You received unsolicited messages from social media that tout a proxy exam taker to cheat in the CISSP exam. As a CISSP, which of the following is the best action to respond to these spam messages? (Wentz QOTD)
A. Investigate the source through open intelligence and hack back to stop this behavior.
B. Report to the social media administrators for violating the platform rules.
C. Share the message with CISSP candidates
D. Submit a complaint that specifies the violated canon of the Code of Ethics to (ISC)².
Kindly be reminded that the suggested answer is for your reference only. It doesn’t matter whether you have the right or wrong answer. What really matters is your reasoning process and justifications.
My suggested answer is B. Report to the social media administrators for violating the platform rules.
Wentz’s book, The Effective CISSP: Security and Risk Management, helps CISSP and CISM aspirants build a solid conceptual security model. It is a tutorial for information security and a supplement to the official study guides for the CISSP and CISM exams and an informative reference for security professionals.

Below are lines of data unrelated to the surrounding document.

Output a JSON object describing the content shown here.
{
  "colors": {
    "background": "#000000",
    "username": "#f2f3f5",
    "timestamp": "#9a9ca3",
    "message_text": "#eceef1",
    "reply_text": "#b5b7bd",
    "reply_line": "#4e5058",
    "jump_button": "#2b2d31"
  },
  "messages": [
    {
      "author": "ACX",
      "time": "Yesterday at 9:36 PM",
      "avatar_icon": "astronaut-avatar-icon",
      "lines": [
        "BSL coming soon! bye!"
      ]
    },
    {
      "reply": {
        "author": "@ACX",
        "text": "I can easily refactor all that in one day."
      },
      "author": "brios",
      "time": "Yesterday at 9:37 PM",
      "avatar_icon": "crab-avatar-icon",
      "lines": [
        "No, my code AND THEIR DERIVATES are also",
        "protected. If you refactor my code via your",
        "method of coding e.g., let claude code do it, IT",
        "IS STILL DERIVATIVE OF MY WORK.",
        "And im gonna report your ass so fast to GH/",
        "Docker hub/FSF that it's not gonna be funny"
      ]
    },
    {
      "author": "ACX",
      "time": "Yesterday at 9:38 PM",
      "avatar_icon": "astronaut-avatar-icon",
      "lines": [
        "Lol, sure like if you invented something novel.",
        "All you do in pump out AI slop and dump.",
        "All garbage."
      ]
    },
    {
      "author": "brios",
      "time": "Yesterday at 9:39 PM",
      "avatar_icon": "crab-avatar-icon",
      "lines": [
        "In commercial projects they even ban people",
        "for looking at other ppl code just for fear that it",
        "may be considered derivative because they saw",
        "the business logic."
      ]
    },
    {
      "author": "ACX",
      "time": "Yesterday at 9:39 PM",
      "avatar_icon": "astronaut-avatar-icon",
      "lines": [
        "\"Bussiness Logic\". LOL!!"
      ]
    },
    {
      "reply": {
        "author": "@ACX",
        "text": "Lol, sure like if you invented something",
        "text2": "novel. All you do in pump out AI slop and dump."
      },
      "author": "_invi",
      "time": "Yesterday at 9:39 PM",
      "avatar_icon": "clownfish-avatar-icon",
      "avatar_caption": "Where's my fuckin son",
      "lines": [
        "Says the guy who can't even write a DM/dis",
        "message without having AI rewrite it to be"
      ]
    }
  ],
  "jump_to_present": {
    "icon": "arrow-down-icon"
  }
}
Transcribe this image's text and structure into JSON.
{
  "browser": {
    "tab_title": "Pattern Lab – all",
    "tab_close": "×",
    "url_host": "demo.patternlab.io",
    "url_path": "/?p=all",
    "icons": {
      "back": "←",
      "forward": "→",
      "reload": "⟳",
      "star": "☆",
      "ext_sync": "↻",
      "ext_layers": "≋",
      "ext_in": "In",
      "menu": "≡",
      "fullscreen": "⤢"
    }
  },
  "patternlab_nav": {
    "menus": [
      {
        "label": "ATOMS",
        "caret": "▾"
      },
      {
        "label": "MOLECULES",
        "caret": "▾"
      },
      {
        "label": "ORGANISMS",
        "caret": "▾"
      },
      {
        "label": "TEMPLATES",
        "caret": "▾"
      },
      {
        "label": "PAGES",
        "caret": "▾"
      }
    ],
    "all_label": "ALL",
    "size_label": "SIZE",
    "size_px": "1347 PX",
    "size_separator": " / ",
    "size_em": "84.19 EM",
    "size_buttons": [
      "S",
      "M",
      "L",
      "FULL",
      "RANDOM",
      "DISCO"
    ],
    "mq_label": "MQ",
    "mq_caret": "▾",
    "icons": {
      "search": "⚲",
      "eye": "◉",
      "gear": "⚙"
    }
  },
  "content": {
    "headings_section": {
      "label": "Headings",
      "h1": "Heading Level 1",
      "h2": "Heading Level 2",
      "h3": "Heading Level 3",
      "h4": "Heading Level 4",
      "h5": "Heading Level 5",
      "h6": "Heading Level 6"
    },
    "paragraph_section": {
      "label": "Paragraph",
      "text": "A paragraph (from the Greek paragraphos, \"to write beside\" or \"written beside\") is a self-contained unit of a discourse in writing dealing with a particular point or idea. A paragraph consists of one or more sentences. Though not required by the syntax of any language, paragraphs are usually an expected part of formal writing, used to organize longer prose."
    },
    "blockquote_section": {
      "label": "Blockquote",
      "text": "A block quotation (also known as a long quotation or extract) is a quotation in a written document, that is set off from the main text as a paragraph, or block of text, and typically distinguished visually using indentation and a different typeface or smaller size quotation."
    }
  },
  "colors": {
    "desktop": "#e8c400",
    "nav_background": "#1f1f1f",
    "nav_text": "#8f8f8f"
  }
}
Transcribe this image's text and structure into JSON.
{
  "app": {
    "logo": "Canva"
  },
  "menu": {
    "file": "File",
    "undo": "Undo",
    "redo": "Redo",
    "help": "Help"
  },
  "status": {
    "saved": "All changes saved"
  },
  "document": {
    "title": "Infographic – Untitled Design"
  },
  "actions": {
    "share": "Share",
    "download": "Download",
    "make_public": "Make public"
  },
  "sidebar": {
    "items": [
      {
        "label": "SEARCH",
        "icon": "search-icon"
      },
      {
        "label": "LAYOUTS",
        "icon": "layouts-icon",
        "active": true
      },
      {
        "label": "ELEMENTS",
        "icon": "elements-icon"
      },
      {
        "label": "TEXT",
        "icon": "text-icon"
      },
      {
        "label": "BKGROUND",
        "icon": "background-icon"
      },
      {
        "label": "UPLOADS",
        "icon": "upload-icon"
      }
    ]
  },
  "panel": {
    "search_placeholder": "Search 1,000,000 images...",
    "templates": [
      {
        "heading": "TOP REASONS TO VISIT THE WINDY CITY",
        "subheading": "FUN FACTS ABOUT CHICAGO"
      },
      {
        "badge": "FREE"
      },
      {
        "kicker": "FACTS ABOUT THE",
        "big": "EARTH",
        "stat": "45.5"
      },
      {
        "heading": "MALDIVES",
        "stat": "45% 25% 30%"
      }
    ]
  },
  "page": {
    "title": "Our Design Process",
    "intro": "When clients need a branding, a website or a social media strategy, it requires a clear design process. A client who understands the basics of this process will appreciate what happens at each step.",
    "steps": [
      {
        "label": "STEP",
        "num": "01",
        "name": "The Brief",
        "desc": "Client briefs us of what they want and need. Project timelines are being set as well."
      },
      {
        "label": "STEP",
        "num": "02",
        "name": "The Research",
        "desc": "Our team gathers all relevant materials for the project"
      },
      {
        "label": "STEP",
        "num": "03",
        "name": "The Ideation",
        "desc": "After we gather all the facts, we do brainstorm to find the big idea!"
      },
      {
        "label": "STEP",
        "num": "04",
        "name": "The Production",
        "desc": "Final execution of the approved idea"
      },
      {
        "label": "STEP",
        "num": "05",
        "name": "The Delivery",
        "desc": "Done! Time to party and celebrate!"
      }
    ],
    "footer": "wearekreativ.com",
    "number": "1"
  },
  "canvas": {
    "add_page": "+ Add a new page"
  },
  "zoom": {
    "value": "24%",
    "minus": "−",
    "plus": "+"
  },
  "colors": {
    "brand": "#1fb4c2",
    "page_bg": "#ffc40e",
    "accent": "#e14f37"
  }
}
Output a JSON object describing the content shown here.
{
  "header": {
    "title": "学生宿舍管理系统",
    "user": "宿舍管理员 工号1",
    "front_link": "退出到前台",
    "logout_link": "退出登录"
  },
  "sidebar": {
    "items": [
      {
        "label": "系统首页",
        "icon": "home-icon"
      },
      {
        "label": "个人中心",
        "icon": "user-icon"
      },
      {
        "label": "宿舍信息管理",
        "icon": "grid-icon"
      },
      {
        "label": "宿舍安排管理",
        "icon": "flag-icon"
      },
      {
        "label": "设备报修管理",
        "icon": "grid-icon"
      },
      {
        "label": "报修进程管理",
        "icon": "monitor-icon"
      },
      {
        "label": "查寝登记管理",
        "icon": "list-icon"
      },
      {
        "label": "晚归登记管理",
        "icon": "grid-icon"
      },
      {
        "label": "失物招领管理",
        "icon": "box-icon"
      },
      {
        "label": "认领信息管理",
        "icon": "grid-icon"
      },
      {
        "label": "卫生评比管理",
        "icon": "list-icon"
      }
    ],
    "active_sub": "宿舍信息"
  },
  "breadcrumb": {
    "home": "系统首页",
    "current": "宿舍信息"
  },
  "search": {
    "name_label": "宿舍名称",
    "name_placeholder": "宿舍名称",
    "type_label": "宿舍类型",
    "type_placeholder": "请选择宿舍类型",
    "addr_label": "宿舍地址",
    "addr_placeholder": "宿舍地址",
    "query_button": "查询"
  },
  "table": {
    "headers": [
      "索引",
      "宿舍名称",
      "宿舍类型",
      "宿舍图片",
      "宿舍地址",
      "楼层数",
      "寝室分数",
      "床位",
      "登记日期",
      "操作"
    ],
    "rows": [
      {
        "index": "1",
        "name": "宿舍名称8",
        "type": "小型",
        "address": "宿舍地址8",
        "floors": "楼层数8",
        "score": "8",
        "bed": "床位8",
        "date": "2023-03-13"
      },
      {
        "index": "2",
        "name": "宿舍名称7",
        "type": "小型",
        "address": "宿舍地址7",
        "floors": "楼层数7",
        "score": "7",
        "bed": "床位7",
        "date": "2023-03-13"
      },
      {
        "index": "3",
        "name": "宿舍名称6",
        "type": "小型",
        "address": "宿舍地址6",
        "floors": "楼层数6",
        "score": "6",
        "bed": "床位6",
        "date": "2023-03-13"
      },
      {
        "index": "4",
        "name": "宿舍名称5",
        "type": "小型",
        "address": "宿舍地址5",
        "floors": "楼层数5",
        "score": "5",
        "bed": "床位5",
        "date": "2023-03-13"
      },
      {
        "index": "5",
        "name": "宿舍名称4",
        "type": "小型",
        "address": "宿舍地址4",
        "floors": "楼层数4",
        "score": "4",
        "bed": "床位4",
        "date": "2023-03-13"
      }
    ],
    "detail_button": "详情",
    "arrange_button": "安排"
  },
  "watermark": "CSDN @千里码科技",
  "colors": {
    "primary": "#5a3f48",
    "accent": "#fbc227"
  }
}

(ISC)² Code Of Ethics applies to (ISC)² members only. The identity of spammers who sent unsolicited messages that tout a proxy exam taker to cheat in the CISSP exam is unknown or anonymous. In other words, they are not necessarily (ISC)² members. You, as a CISSP, can submit a complaint that specifies the violated canon of the Code of Ethics to (ISC)² only if you are sure that the spammer is an (ISC)² member.
All information security professionals who are certified by (ISC)² recognize that such certification is a privilege that must be both earned and maintained. In support of this principle, all (ISC)² members are required to commit to fully support this Code of Ethics (the “Code”). (ISC)² members who intentionally or knowingly violate any provision of the Code will be subject to action by a peer review panel, which may result in the revocation of certification. (ISC)² members are obligated to follow the ethics complaint procedure upon observing any action by an (ISC)² member that breach the Code. Failure to do so may be considered a breach of the Code pursuant to Canon IV.
Source: (ISC)²
Reference
- (ISC)² Code Of Ethics
- Hack-Back: Toward A Legal Framework For Cyber Self-Defense
- Hack Back Pros and Cons: What You Need to Know Before Striking Back
您收到了來自社交媒體的未經請求的消息,其中吹捧代理應試者在 CISSP 考試中作弊。 作為 CISSP,以下哪一項是回應這些廣告訊息的最佳行動?(Wentz QOTD)
A. 通過公開情報調查(OSINT)源頭並回擊以阻止這種行為。
B. 向社交媒體管理員舉報違反平台規則的行為。
C. 與 CISSP 考生分享信息
D. 向(ISC)²投訴,並指出所違反的道德守則條文。